IBGE: Com queda do desemprego no Rio e em Tocantins, Brasil mantém menor taxa da série histórica

Novo levantamento revela contrastes regionais e indica que o mercado segue forte, apesar de sinais de acomodação

A taxa de desemprego recuou no Rio de Janeiro e em Tocantins no terceiro trimestre de 2025, segundo dados da Pnad Contínua divulgados nesta sexta-feira (14) pelo IBGE. Nas demais 25 unidades da Federação, o indicador permaneceu estável, sem oscilações estatisticamente relevantes.
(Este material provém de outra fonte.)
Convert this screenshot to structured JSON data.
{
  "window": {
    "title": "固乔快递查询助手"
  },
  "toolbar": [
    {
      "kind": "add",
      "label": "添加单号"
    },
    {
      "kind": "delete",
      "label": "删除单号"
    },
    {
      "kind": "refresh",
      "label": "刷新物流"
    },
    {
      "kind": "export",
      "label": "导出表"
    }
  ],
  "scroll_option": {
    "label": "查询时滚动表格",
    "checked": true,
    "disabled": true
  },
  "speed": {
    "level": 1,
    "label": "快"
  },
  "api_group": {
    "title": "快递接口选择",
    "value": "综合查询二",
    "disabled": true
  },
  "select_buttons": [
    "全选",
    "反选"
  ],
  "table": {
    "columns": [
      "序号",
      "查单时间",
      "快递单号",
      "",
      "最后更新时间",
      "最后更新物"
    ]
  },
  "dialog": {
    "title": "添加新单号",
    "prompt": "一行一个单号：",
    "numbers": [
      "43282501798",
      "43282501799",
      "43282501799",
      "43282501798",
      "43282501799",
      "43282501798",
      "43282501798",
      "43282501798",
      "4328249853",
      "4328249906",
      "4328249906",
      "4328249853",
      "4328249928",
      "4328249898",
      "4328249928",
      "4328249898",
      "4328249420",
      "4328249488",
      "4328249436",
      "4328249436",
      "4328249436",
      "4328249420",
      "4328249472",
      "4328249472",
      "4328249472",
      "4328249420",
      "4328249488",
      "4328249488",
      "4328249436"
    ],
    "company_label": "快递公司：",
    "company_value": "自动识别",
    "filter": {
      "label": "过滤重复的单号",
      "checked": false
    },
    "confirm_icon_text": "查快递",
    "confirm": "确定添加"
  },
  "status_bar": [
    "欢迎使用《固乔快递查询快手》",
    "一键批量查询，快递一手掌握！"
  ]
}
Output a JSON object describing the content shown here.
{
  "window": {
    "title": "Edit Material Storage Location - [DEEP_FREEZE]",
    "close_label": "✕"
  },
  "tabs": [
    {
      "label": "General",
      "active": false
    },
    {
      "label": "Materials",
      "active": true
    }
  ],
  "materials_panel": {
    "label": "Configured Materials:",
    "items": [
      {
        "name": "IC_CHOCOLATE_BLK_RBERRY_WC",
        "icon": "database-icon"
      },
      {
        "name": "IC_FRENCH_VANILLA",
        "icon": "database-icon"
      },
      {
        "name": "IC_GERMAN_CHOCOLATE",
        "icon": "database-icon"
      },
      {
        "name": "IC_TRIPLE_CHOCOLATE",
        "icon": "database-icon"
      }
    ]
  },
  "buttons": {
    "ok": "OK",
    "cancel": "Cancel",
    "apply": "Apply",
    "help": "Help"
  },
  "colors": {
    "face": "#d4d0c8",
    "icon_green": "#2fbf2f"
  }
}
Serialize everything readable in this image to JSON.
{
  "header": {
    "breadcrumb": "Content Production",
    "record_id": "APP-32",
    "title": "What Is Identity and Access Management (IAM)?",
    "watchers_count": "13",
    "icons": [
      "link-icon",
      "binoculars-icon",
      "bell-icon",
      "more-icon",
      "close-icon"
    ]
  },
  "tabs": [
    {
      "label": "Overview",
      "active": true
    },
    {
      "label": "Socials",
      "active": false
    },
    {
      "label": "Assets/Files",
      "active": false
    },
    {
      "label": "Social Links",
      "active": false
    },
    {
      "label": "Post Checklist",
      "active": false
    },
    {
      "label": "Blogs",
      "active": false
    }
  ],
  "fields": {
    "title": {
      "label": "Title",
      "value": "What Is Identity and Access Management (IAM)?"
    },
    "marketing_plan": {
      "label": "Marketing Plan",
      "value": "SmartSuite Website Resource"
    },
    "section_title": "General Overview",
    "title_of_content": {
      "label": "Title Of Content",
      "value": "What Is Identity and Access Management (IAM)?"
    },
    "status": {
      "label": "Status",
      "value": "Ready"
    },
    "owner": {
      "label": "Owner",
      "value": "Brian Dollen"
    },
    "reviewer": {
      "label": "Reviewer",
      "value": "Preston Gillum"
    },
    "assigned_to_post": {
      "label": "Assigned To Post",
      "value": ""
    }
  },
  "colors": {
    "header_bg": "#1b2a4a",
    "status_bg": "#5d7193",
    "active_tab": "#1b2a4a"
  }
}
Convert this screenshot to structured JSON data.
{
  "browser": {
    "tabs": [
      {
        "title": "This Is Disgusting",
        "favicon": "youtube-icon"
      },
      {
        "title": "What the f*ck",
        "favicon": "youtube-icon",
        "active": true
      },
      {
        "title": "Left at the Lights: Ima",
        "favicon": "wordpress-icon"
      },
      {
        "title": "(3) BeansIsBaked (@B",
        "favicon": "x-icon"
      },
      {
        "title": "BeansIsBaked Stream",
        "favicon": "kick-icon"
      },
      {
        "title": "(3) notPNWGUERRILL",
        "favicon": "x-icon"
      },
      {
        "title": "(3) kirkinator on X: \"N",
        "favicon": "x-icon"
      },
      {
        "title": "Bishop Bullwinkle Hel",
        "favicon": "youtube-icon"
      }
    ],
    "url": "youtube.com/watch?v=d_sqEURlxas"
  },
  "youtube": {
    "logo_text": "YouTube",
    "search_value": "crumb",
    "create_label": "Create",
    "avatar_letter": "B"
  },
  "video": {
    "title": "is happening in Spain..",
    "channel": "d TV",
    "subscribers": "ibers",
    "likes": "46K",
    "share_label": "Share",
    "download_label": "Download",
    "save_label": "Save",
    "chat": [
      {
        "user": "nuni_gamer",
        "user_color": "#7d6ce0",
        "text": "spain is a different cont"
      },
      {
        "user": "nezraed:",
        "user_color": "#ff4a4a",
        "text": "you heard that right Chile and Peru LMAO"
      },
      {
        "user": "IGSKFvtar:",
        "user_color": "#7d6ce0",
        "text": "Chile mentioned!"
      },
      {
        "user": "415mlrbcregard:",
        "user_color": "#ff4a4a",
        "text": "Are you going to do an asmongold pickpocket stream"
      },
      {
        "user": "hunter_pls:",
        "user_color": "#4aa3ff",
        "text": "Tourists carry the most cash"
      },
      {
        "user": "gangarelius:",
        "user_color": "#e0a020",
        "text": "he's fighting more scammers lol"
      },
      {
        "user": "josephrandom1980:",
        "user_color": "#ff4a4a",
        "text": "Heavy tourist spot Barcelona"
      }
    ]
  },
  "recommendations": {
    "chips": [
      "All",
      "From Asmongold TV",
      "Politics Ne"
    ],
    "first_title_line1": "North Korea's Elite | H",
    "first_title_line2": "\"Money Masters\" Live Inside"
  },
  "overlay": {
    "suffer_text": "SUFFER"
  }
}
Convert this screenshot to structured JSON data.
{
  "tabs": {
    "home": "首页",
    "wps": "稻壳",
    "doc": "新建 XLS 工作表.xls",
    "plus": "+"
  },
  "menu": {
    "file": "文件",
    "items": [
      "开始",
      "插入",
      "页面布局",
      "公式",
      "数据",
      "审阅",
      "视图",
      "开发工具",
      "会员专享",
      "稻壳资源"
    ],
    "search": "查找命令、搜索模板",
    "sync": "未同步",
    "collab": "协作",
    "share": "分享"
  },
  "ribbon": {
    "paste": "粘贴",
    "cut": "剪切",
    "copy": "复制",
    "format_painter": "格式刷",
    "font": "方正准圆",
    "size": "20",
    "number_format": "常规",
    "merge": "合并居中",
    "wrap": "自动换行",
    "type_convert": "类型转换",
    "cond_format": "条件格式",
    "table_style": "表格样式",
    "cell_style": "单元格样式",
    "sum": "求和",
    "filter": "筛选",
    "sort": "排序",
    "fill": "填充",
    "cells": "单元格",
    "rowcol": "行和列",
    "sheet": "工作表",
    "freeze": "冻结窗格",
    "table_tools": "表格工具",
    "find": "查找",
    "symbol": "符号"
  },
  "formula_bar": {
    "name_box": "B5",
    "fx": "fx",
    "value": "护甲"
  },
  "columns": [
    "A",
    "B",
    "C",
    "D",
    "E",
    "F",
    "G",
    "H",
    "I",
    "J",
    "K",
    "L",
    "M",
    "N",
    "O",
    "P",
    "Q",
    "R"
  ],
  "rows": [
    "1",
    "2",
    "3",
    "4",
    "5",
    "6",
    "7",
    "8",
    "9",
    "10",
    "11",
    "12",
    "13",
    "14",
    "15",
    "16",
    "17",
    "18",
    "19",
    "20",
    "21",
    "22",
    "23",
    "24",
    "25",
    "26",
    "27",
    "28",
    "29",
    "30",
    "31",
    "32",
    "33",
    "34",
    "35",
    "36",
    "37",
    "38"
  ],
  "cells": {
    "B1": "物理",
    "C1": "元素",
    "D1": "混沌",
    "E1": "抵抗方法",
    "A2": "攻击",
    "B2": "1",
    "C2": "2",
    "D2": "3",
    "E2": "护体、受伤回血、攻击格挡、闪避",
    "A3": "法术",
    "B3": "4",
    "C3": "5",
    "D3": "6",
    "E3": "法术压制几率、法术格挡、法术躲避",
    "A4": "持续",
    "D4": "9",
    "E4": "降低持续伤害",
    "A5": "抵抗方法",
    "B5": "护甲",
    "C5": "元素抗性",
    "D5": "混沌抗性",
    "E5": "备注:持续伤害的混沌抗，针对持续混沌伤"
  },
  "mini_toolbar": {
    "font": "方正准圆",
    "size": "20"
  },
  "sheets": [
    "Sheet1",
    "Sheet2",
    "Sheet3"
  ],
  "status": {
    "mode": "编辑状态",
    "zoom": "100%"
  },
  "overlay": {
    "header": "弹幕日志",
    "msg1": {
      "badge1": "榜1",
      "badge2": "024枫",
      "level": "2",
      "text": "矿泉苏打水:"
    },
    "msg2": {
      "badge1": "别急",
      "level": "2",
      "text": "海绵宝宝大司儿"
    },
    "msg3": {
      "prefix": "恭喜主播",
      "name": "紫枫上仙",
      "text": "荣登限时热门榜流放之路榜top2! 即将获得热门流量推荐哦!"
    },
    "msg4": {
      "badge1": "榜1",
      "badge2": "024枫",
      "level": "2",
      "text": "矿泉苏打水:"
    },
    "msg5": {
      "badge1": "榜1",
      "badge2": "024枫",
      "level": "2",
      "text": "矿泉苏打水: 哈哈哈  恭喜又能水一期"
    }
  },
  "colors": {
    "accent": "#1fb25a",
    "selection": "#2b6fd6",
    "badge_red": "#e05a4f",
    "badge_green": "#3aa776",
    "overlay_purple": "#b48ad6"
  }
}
O movimento reforça um cenário de acomodação gradual do mercado de trabalho, que segue, porém, com níveis historicamente baixos de desocupação.

Santa Catarina e Mato Grosso registraram as menores taxas do país, ambos com 2,3%. No outro extremo, Pernambuco manteve a maior taxa de desocupação do período, chegando a 10%.

Brasil mantém melhor resultado desde 2012

No acumulado nacional, o desemprego ficou em 5,6% no terceiro trimestre — o menor nível da série histórica iniciada em 2012. O mesmo patamar havia sido registrado nos trimestres móveis até julho e agosto deste ano. Os dados nacionais já haviam sido antecipados pelo IBGE em 31 de outubro e agora são detalhados por estado e demais recortes da pesquisa.

A Pnad Contínua é a principal ferramenta para medir o mercado de trabalho no país. Ela inclui vagas formais e informais, captando aberturas e fechamentos de postos com ou sem carteira assinada ou CNPJ.

Mercado de trabalho dá sinais de acomodação

Nos últimos anos, o mercado de trabalho brasileiro vem se recuperando, impulsionado por estímulos econômicos, transformações demográficas e mudanças tecnológicas. Economistas, no entanto, começam a observar estabilidade no ritmo de contratação e crescimento da renda, sugerindo que uma fase de maior acomodação pode estar se consolidando.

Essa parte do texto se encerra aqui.